Concerns Over ‘Metal on Metal’ Hip Implants - NYTimes.com

Some of the nation's leading orthopedic surgeons have reduced or stopped use of a popular category of artificial hips amid concerns that the devices are causing severe tissue and bone damage in some patients, often requiring replacement surgery within a year or two.

In recent years, such devices, known as "metal on metal" implants, have been used in about one-third of the approximately 250,000 hip replacements performed annually in this country. They are used in conventional hip replacements and in a popular alternative procedure known as resurfacing.

The devices, whose ball-and-socket joints are made from metals like cobalt and chromium, became widely used in the belief that they would be more durable than previous types of implants.

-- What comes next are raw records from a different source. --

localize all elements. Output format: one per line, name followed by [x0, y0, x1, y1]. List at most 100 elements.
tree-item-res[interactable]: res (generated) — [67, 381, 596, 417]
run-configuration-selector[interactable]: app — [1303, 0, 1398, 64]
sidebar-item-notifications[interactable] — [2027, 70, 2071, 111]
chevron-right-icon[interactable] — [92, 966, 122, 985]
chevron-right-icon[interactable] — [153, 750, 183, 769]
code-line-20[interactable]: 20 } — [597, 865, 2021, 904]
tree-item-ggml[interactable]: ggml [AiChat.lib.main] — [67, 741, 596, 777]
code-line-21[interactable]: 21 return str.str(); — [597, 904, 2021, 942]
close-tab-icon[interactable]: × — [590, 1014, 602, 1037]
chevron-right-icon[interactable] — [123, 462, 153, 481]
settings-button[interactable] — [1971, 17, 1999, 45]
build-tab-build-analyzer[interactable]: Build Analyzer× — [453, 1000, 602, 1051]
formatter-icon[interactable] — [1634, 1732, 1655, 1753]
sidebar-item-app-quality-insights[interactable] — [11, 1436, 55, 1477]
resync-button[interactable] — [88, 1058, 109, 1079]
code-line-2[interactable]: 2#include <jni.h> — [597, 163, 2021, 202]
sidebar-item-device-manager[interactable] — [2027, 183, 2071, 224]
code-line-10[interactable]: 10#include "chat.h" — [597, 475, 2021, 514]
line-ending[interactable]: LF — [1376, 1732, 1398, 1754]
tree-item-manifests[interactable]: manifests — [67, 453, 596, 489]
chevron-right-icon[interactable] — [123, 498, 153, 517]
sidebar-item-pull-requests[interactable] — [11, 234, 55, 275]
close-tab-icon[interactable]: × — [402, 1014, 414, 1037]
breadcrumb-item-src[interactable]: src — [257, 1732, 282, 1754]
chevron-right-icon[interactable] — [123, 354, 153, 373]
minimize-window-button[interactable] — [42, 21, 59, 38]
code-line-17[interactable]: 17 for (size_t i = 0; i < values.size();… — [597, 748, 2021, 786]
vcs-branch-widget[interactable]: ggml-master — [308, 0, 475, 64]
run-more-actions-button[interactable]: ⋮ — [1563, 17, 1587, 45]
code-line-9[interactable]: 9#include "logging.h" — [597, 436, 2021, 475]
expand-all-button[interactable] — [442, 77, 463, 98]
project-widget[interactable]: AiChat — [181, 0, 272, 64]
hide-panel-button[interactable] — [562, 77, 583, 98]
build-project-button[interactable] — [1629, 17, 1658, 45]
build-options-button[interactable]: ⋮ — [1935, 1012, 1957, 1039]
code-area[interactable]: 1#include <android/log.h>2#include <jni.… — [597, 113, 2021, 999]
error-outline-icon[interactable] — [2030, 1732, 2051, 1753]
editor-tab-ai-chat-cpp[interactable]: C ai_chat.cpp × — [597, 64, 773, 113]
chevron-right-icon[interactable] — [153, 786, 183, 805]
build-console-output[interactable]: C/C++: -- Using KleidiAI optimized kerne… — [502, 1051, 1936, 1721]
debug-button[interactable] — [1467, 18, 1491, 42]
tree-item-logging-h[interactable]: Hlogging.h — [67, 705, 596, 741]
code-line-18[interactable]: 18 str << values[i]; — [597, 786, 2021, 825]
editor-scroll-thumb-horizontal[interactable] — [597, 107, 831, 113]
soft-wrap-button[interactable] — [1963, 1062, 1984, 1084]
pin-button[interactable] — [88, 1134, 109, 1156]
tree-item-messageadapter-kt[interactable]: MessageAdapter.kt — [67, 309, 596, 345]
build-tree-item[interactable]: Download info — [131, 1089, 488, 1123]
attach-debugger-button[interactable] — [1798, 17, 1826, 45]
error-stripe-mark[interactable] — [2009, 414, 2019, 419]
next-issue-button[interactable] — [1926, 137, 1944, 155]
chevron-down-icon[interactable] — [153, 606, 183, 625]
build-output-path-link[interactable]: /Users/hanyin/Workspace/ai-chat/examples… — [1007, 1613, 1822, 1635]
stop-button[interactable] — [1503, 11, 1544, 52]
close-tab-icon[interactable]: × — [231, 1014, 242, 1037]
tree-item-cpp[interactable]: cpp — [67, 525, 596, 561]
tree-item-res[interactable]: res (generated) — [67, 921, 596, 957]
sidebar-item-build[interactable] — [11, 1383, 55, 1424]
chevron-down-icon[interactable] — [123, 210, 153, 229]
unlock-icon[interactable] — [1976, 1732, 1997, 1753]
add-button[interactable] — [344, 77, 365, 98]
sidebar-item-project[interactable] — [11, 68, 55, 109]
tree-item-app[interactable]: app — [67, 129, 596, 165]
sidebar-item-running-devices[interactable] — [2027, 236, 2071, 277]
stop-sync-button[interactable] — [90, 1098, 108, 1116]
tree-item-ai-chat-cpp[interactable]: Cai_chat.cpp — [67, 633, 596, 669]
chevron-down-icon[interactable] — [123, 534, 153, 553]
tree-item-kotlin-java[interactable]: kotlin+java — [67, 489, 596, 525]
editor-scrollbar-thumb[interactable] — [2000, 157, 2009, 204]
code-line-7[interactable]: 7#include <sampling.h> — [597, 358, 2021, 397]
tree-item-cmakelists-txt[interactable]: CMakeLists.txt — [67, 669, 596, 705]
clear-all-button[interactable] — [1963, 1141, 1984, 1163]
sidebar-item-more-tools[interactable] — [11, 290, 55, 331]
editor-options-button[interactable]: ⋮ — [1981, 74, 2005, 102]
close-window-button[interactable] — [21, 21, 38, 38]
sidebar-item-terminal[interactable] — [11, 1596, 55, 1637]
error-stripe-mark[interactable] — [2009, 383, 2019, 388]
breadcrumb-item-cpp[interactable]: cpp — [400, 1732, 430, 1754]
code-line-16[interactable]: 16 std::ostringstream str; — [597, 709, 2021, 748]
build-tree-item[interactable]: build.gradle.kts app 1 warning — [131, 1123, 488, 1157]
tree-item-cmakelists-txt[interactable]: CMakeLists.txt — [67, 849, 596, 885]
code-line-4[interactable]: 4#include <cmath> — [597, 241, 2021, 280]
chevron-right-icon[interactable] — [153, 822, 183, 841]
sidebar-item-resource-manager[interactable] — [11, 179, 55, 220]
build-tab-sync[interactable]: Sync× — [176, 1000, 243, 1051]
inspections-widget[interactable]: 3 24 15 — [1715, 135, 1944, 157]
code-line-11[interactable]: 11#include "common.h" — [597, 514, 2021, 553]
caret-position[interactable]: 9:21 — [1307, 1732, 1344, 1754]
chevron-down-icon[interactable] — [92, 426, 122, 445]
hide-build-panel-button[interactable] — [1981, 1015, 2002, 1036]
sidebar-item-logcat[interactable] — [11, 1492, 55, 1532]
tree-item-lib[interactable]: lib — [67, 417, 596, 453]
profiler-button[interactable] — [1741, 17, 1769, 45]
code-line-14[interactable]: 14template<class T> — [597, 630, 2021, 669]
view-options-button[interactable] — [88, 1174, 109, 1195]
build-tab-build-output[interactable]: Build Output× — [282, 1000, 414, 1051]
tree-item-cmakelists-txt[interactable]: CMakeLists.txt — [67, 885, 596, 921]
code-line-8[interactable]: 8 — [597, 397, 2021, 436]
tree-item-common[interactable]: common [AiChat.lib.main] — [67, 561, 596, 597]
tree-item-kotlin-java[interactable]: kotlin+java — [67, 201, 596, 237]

The cause and the scope of the problem are not clear. But studies in recent years indicate that in some cases the devices can quickly begin to wear, generating high volumes of metallic debris that is absorbed into a patient's body. That situation can touch off inflammatory reactions that cause pain in the groin, death of tissue in the hip joint and loss of surrounding bone.

Doctors at leading orthopedic centers like Rush University Medical Center in Chicago and the Mayo Clinic in Rochester, Minn., say they have treated a number of patients over the last year with problems related to the metal debris.

Artificial hips, intended to last 15 years or more, need early replacement far more frequently for reasons like dislocation than because of problems caused by metallic debris. But surgeons say that when metal particles are the culprit, the procedures to replace the devices can be far more complex and can leave some patients with lasting complications.

"What we see is soft-tissue destruction and destruction of bone," said Dr. Young-Min Kwon, an orthopedic surgeon at Massachusetts General Hospital in Boston.

A recent editorial in a medical journal for orthopedic surgeons, The Journal of Arthroplasty, urged doctors to use the metal-on-metal devices only with "great caution, if at all."